RUCHI GUPTA: This was actually really surprising for us, that adults are developing more food allergies.
NANCY CHEN: Study author Dr. Ruchi Gupta says it could have to do with microorganisms that make up the microbiome of the gut, as well as infections that alter the immune system and hormonal changes.
RUCHI GUPTA: Why is the biggest question that all of us researchers across the world are asking? We do not have a clear answer. How do we better understand this? How do we help adults with food allergies?
NANCY CHEN: The study finds only 60% of adults who develop a peanut allergy are properly diagnosed. And patients who develop the allergy when they're older are also less likely to carry an EpiPen.
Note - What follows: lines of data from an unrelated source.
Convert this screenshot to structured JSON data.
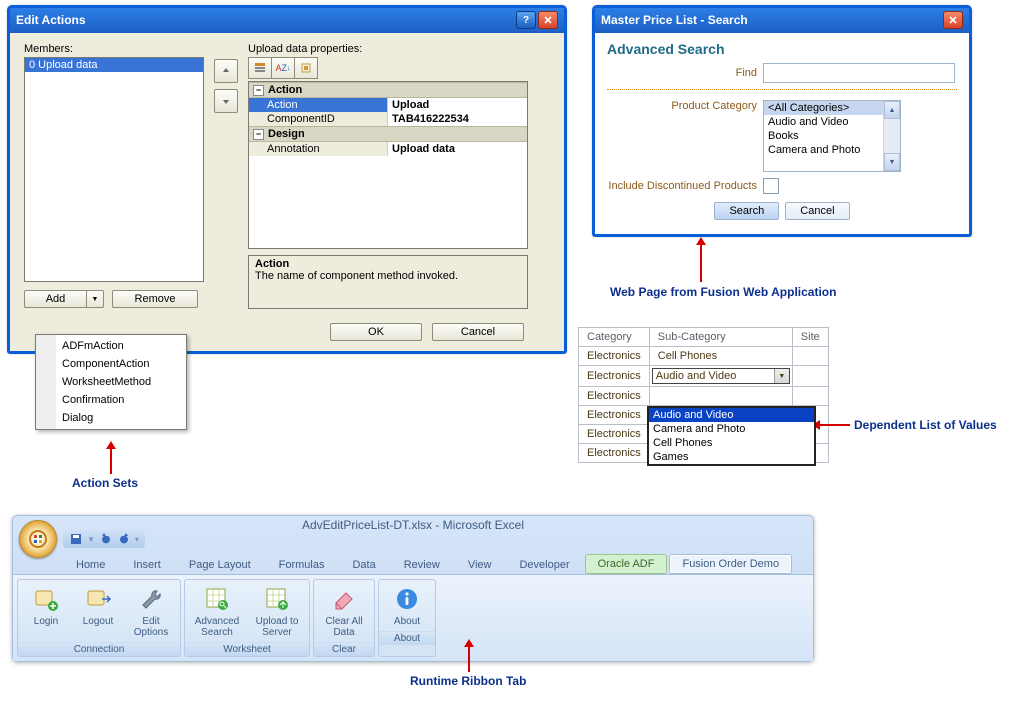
{
  "edit_actions": {
    "title": "Edit Actions",
    "members_label": "Members:",
    "members_item": "0  Upload data",
    "upload_props_label": "Upload data properties:",
    "groups": {
      "action": "Action",
      "design": "Design"
    },
    "props": {
      "action_key": "Action",
      "action_val": "Upload",
      "comp_key": "ComponentID",
      "comp_val": "TAB416222534",
      "anno_key": "Annotation",
      "anno_val": "Upload data"
    },
    "desc_title": "Action",
    "desc_body": "The name of component method invoked.",
    "add_label": "Add",
    "remove_label": "Remove",
    "ok_label": "OK",
    "cancel_label": "Cancel",
    "menu": [
      "ADFmAction",
      "ComponentAction",
      "WorksheetMethod",
      "Confirmation",
      "Dialog"
    ]
  },
  "search": {
    "title": "Master Price List - Search",
    "heading": "Advanced Search",
    "find_label": "Find",
    "cat_label": "Product Category",
    "list": [
      "<All Categories>",
      "Audio and Video",
      "Books",
      "Camera and Photo"
    ],
    "discontinued_label": "Include Discontinued Products",
    "search_btn": "Search",
    "cancel_btn": "Cancel"
  },
  "table": {
    "headers": [
      "Category",
      "Sub-Category",
      "Site"
    ],
    "cat_val": "Electronics",
    "sub1": "Cell Phones",
    "sub_dd": "Audio and Video",
    "sub4": "Audio and Video",
    "dd_items": [
      "Audio and Video",
      "Camera and Photo",
      "Cell Phones",
      "Games"
    ]
  },
  "ribbon": {
    "filename": "AdvEditPriceList-DT.xlsx - Microsoft Excel",
    "tabs": [
      "Home",
      "Insert",
      "Page Layout",
      "Formulas",
      "Data",
      "Review",
      "View",
      "Developer",
      "Oracle ADF",
      "Fusion Order Demo"
    ],
    "groups": {
      "connection": {
        "label": "Connection",
        "items": [
          "Login",
          "Logout",
          "Edit Options"
        ]
      },
      "worksheet": {
        "label": "Worksheet",
        "items": [
          "Advanced Search",
          "Upload to Server"
        ]
      },
      "clear": {
        "label": "Clear",
        "items": [
          "Clear All Data"
        ]
      },
      "about": {
        "label": "About",
        "items": [
          "About"
        ]
      }
    }
  },
  "captions": {
    "action_sets": "Action Sets",
    "web_page": "Web Page from Fusion Web Application",
    "dep_lov": "Dependent List of Values",
    "ribbon_tab": "Runtime Ribbon Tab"
  }
}
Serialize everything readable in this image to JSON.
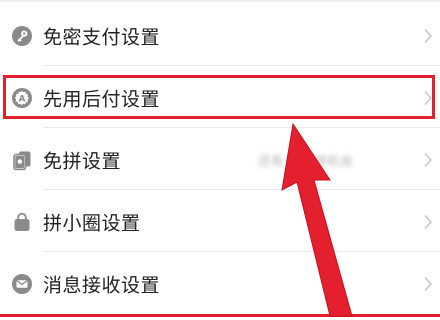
{
  "settings": {
    "items": [
      {
        "label": "免密支付设置",
        "icon": "key-icon"
      },
      {
        "label": "先用后付设置",
        "icon": "pay-later-icon"
      },
      {
        "label": "免拼设置",
        "icon": "cards-icon",
        "sub": "还有 次免拼机会"
      },
      {
        "label": "拼小圈设置",
        "icon": "bag-icon"
      },
      {
        "label": "消息接收设置",
        "icon": "mail-icon"
      }
    ]
  },
  "colors": {
    "highlight": "#e5202e",
    "icon": "#8a8a8a",
    "text": "#222222",
    "chevron": "#c8c8c8"
  }
}
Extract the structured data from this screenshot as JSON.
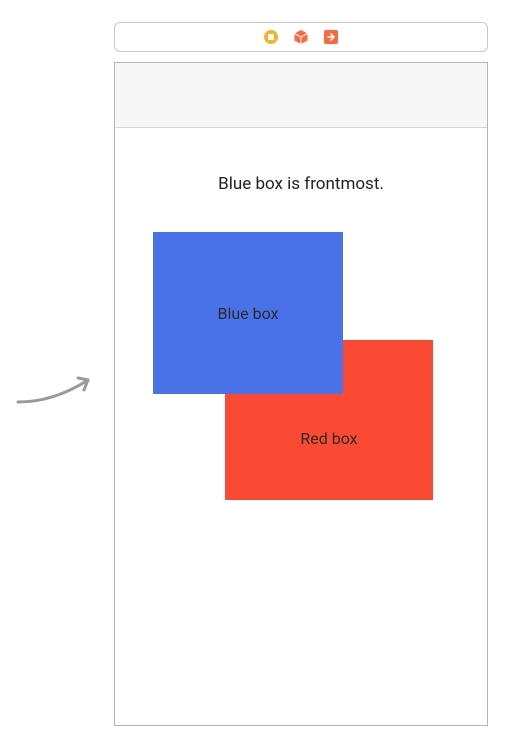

RUCHI GUPTA: It's really, really important to know what to do in case of an allergic reaction and be able to know how to manage it.
NANCY CHEN: Shandy wants other allergic adults to know they're not alone.
SHANDEE CHERNOW: It's consuming. And it can be really intimidating, particularly at the beginning. I would like people to know that it's not a choice. We have to live with this and it really is a life-threatening condition.
NANCY CHEN: She's also allergic to tree nuts, shellfish, and pork-- all allergies that came on when she was an adult.
Nancy Chen, CBS News, New York.
MAURICE DUBOIS: And currently there are no FDA-approved treatments for people who develop peanut allergies as adults, but Dr. Gupta says some are currently being studied.